Mr. Holley and Mr. Funk were the President and Vice President, respectively, of a Wilmington-based demolition company, Holley Enterprises, Incorporated (“HEI”). From 2004 through May 2007, they engaged in a number of fraud schemes designed to wrongfully retain payroll taxes that should have been paid over to the U.S. Internal Revenue Service (“IRS”), wages that they were obligated to pay their workers pursuant to state law and benefits that they were obligated to pay to employee benefit funds on behalf of their union-affiliated employees. With respect to the tax fraud-related convictions, the defendants falsely reported to the IRS that for each quarter in 2004, 2005 and 2006, HEI had either three or four employees. In fact, the company employed anywhere from 25-50 employees during each of those quarters. As a result of the fraudulent tax returns submitted by the company, it wrongfully failed to pay over $363,000 in federal payroll taxes to the IRS during these years.

The defendants also engaged in a scheme in which they failed to pay HEI employees the prevailing wage set by state or local law for certain demolition projects, including three projects located in Delaware—the Louis L. Redding Middle School in Middletown, the Bancroft Elementary School in Wilmington, and the Hockessin Library in Hockessin.
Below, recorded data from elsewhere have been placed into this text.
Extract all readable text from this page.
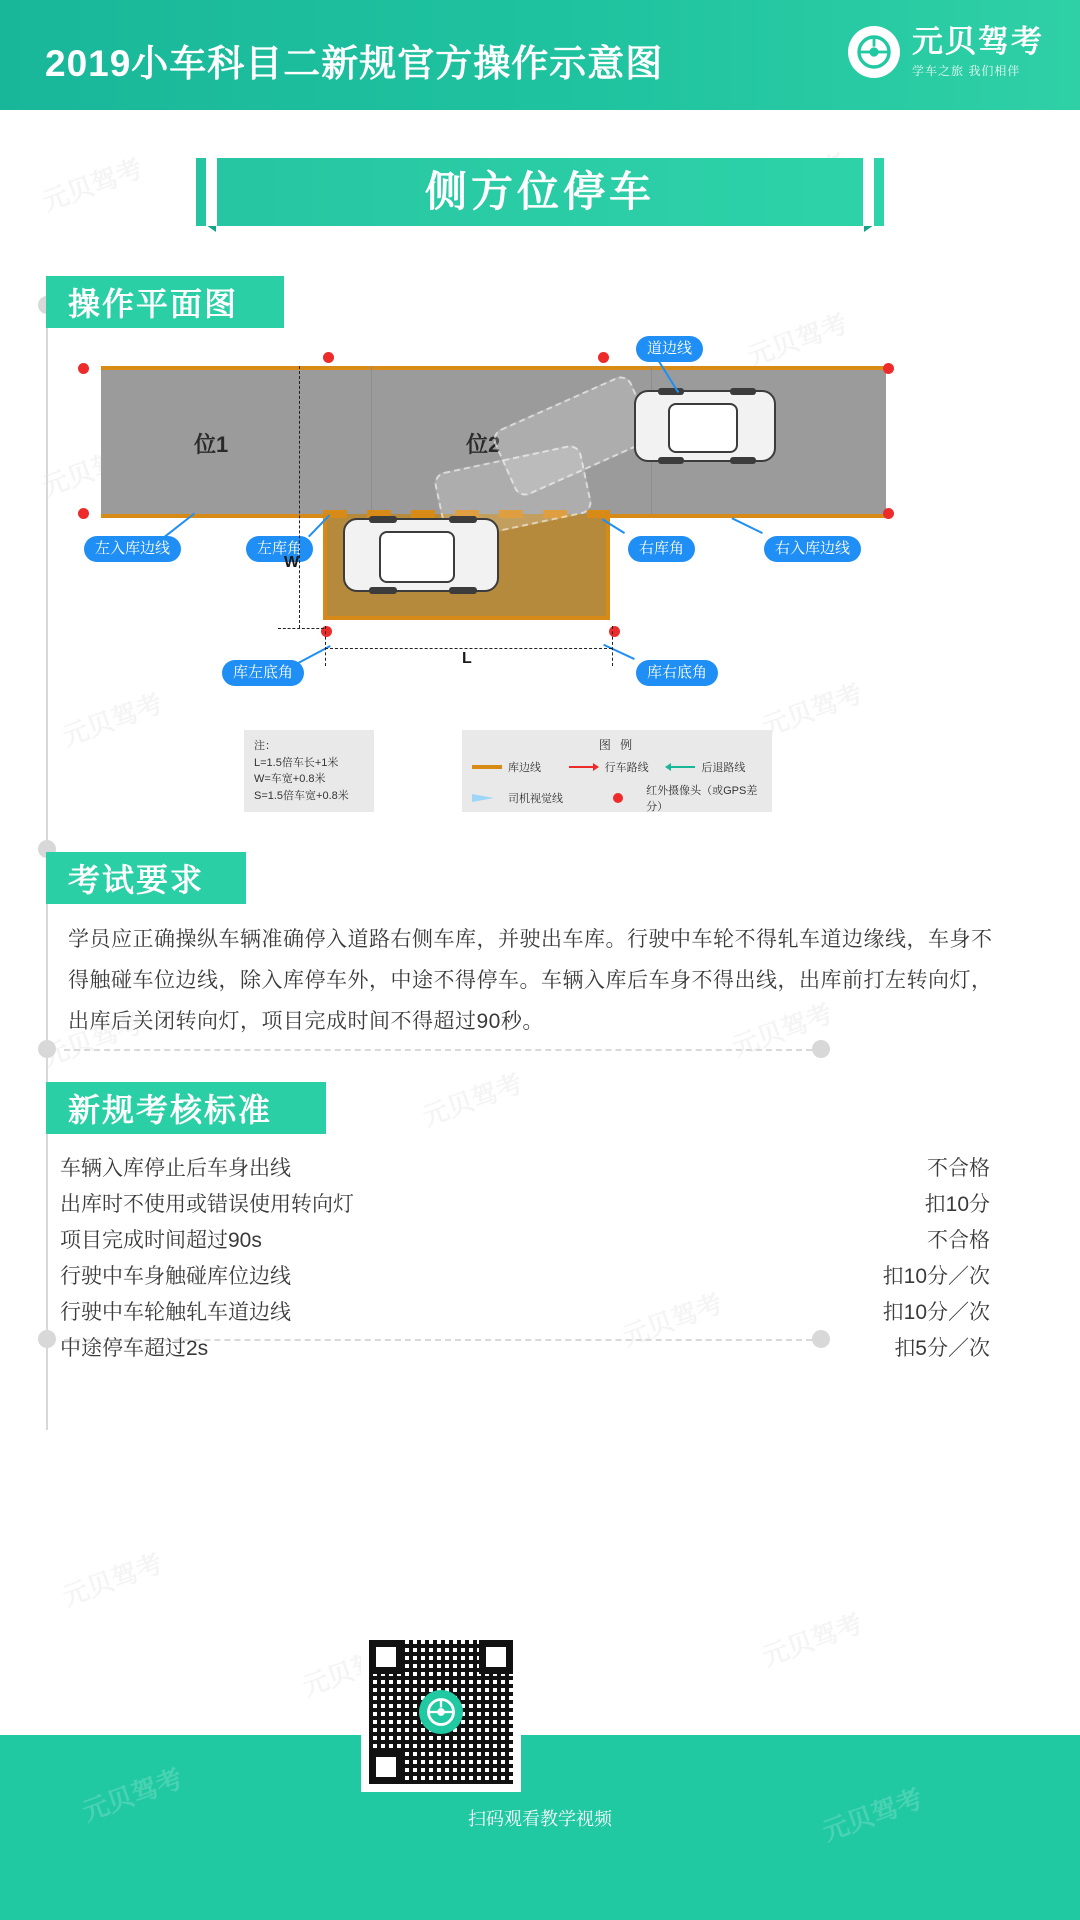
2019小车科目二新规官方操作示意图
元贝驾考
学车之旅 我们相伴
侧方位停车
操作平面图
位1	位2
道边线
左入库边线	左库角	右库角	右入库边线
库左底角	库右底角
W
L
注：
L=1.5倍车长+1米
W=车宽+0.8米
S=1.5倍车宽+0.8米
图 例
库边线	行车路线	后退路线
司机视觉线
红外摄像头（或GPS差分）
考试要求
学员应正确操纵车辆准确停入道路右侧车库，并驶出车库。行驶中车轮不得轧车道边缘线，车身不得触碰车位边线，除入库停车外，中途不得停车。车辆入库后车身不得出线，出库前打左转向灯，出库后关闭转向灯，项目完成时间不得超过90秒。
新规考核标准
车辆入库停止后车身出线	不合格
出库时不使用或错误使用转向灯	扣10分
项目完成时间超过90s	不合格
行驶中车身触碰库位边线	扣10分／次
行驶中车轮触轧车道边线	扣10分／次
中途停车超过2s	扣5分／次
元贝驾考	元贝驾考
数据来源：元贝驾考
扫码观看教学视频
Instead of paying their employees the wages required by law, the defendants paid them one-third or one-fourth of that prevailing wage rate. Later, when the Delaware and New Jersey Departments of Labor investigated HEI regarding some of these construction projects, the defendants sent the agencies various types of false documents, all designed to cover up the scheme. These fraudulent documents included falsified checks, false payroll sheets, false tax documents, false insurance certificates, and false address information for their employees. All told, on just the six prevailing wage jobs identified in the Indictment, the defendants wrongfully failed to pay over $195,000 in wages to their employees.

Lastly, Mr. Funk made numerous false statements on documents submitted to Employee Retirement Income Security Act (“ERISA”) benefit plans. Mr. Funk knowingly under-reported or failed to report the hours worked by HEI employees on a 2005 demolition project on the ACE Insurance building at 436 Walnut Street in Philadelphia. As a result, HEI failed to pay the benefit plans over $208,000 in benefit payments that HEI was obligated to pay for the project.